Contrast media (CM)-induced nephropathy(CIN) is an acute deterioration of renal function following administration of CM mediated, to large extent, by an increased production of ROS within the kidney. Aim of this study was to evaluate whether a novel isoform of a recombinant Manganese SOD (rMnSOD), which shares the same ability of physiological SODs in transforming free radicals into hydrogen peroxide, but show peculiar properties that allow the molecule to enter inside the cells after its administration, could provide an effective protection against CIN.
We studied the effects rMnSOD on oxidative damage in a rat model of CIN:uninephrectomized rats were randomly assigned to 3 experimental Groups: Group CON, control rats treated with the vehicle of CM, Group HCM, rats treated with CM and Group SOD, rats treated with CM and rMnSOD.

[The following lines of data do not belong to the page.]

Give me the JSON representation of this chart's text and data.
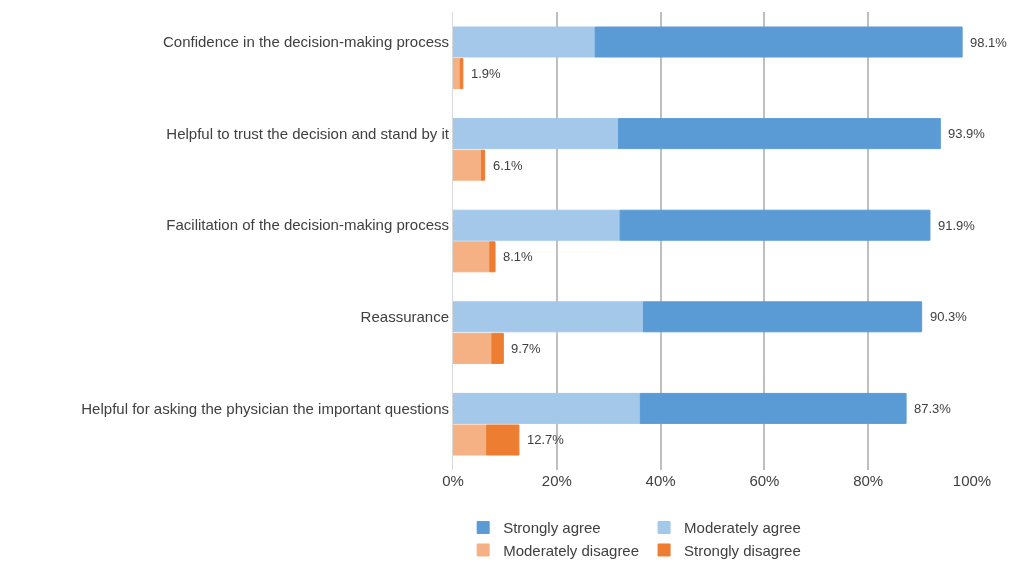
{
  "chart_data": {
    "type": "bar",
    "orientation": "horizontal",
    "stacked": true,
    "categories": [
      "Confidence in the decision-making process",
      null,
      "Helpful to trust the decision and stand by it",
      null,
      "Facilitation of the decision-making process",
      null,
      "Reassurance",
      null,
      "Helpful for asking the physician the important questions",
      null
    ],
    "series": [
      {
        "name": "Moderately agree",
        "color": "#a4c8ea",
        "values": [
          27.4,
          null,
          31.9,
          null,
          32.2,
          null,
          36.7,
          null,
          36.1,
          null
        ]
      },
      {
        "name": "Strongly agree",
        "color": "#5b9bd5",
        "values": [
          70.7,
          null,
          62.0,
          null,
          59.7,
          null,
          53.6,
          null,
          51.2,
          null
        ]
      },
      {
        "name": "Moderately disagree",
        "color": "#f5b183",
        "values": [
          null,
          1.4,
          null,
          5.5,
          null,
          7.1,
          null,
          7.5,
          null,
          6.5
        ]
      },
      {
        "name": "Strongly disagree",
        "color": "#ed7d31",
        "values": [
          null,
          0.5,
          null,
          0.6,
          null,
          1.0,
          null,
          2.2,
          null,
          6.2
        ]
      }
    ],
    "totals": [
      "98.1%",
      "1.9%",
      "93.9%",
      "6.1%",
      "91.9%",
      "8.1%",
      "90.3%",
      "9.7%",
      "87.3%",
      "12.7%"
    ],
    "xlim": [
      0,
      100
    ],
    "xticks": [
      {
        "value": 0,
        "label": "0%"
      },
      {
        "value": 20,
        "label": "20%"
      },
      {
        "value": 40,
        "label": "40%"
      },
      {
        "value": 60,
        "label": "60%"
      },
      {
        "value": 80,
        "label": "80%"
      },
      {
        "value": 100,
        "label": "100%"
      }
    ],
    "grid": "x",
    "legend": "bottom"
  }
}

In comparison to rats pre-treated with vehicle, the rats of SOD group showed significantly reduced intrarenal O2- levels (-84%; p<0.0001) and a significant increase in SOD activity in kidneys (+16%; p=0.05). ROS production in rats of Group HCM was almost doubled compared to rat of Group CON (p<0.01). Conversely, in rats of Group SOD ROS production overlapped those of Group CON. Pre-treatment with rMnSOD determined a consistent preservation of renal function after the toxic insult (p < 0.05 vs HCM). rMnSOD attenuated the tubular necrosis, proteinaceous casts and medullary congestion, although significant protective effects, were observed in tubular necrosis (P = 0.001) and proteinaceous cast (P < 0.001).
Our data indicate that rMnSOD is able to reduce renal oxidative stress, and its improving the reduction of GFR following CM administration ant to prevent the associated histopathologic damage.